Notification

×

Iklan

Iklan

DKP NTB Dorong Masyarakat Kurangi Konsumsi Beras Berlebih

| Tuesday, May 25, 2021 WIB Last Updated 2021-05-25T08:46:40Z
Foto : Kepala Dinas Ketahanan Pangan NTB, H Fathul Gani.


PARAGRAF
- Dinas Ketahanan Pangan Nusa Tenggara Barat berupaya menurunkan konsumsi dan juga ketergantungan masyarakat terhadap beras dan karbohidrat melalui diversifikasi pangan dengan mengupayakan agar masyarakat memiliki pilihan aneka ragam pangan pokok selain beras.


"Kita mengkampanyekan konsumsi non beras. Bukan berarti tidak baik tapi kita mengurangi," kata Kepala Dinas Ketahanan Pangan NTB, H Fathul Gani di Mataram, Selasa.


Gani mengungkapkan, selama ini indeks konsumsi beras di Provinsi NTB masih tinggi secara nasional mencapai 120 kilogram per kapita per tahun. Padahal, secara nasional standarnya itu 90 kilogram per kapita per tahun.


"Artinya ada gab yang tinggi. Paling tidak kita harus menekan di bawah 100 kilogram per kapita per tahun," ucapnya.


Karena itu, pihaknya menargetkan angka konsumsi beras tersebut dapat menurun berada pada posisi 90 kg pertahun per orang dari 120 kilogram per kapita per tahun.


"Caranya dengan apa, kita mengarahkan masyarakat secara perlahan-lahan untuk mengganti makan beras atau nasi dengan non beras. Apalagi kalangan paruh baya, lansia dan orang dewasa itu sudah harus beralih ke non beras. Sebab konsumsi terlalu banyak beras kurang baik bagi kesehatan," jelasnya.
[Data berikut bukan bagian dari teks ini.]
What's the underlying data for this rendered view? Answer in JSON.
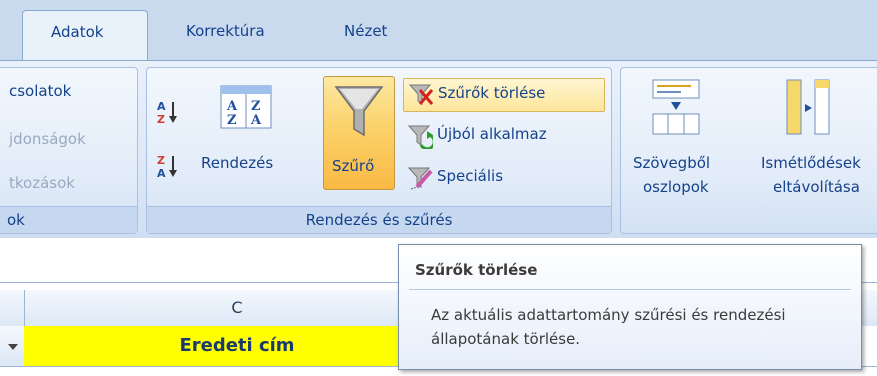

Menurut Ketua Kwarda Pramuka NTB ini, untuk menurunkan konsumsi beras tersebut, pihaknya terus berupaya mendorong diversifikasi pangan dari beras ke non beras. Melalui gerakan mengoptimalkan lahan atau pekarangan sebagai lokasi menanam bahan makanan pengganti beras. Contohnya, talas, umbi-umbian, jagung, dan ubi jalar.


"Banyak sekali makanan selain beras seperti jagung, talas, umbi-umbian, sagu sebagai pengganti beras. Apalagi sagu ini kita sedang kembangkan. Ini kita olah sedemikian rupa sehingga cita rasanya tidak kalah dengan produk lain," ucapnya.


Gani menegaskan, program diversifikasi pangan tidak akan menciptakan persaingan penggunaan lahan dengan komoditas padi, jagung dan kedelai. Justru menurutnya, program diversifikasi pangan akan mengoptimalkan lahan pekarangan yang diintegrasikan dalam program Kawasan Rumah Pangan Lestari.


Selain itu, mantan Kepala Biro Umum Setda Provinsi NTB ini, juga mengajak masyarakat untuk bisa merubah pola pikir bahwa tidak makan dengan beras atau nasi belum namanya makan dan kenyang. Padahal dengan makan selain beras justru tubuh lebih sehat dan vitamin yang diperoleh tubuh lebih daripada memakan beras.


"Kita akan merubah "mindset" itu. Karena satu minggu kita tidak konsumsi beras tetap sehat, kita disajikan dengan sayur dan ikan. Ini hanya kebiasaan saja soal makan beras. Jadi kuncinya pada pembiasaan makan beras beralih ke non beras," katanya.